= Henry Mayo (minister) =

Henry Mayo (1733–1793) was an English dissenting minister and tutor, known also as a magazine editor.

==Life==
Born in the west of England, Mayo came from Plymouth to London in 1756, and was admitted to the dissenting academy in Mile End Road. He preached for a short time at Northampton, and then became (1762) the pastor of the Independent congregation in Nightingale Lane, Wapping, London. He continued in charge there for the rest of his life.

In 1763 Mayo was engaged in controversy with John Gill on infant baptism. He strongly opposed the efforts of the 1770s, led by Edward Pickard, to find alternate religious tests in place of subscription to the 39 Articles. He edited The London Magazine from about 1775 to 1783; James Boswell and Edward Dilly were partners in it.
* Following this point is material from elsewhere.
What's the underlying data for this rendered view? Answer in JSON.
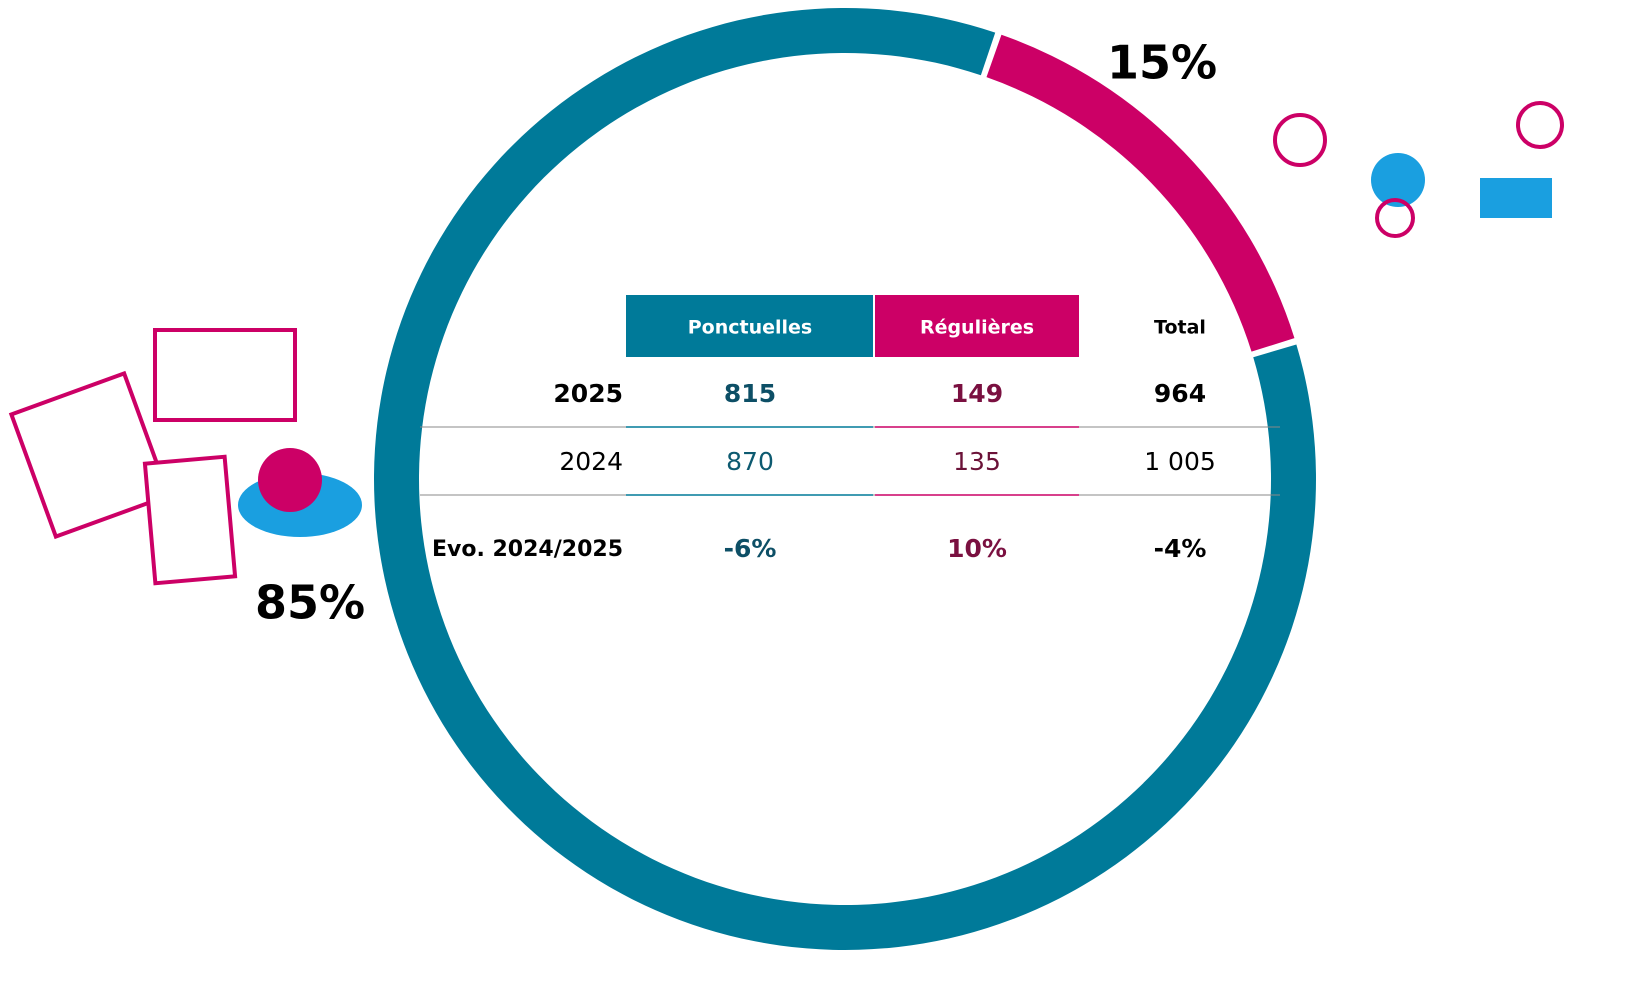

Mayo knew Samuel Johnson socially through the Dillys, and Boswell gave an account of a conversation they had from 1773 in his Life of Johnson, which earned Mayo the nickname "the Literary Anvil".

Mayo held the degrees of D.D. and LL.D., and on the death of Thomas Gibbons in 1785 was chosen one of the tutors at Homerton Academy. He died at his house in Wellclose Square 4 April 1793, and was buried in Bunhill Fields.

==Family==
Mayo was twice married, first to Jane Marder, the widow of Mr. Martin, a West India merchant, with one daughter; and secondly to Jane Belfour, and had issue two daughters.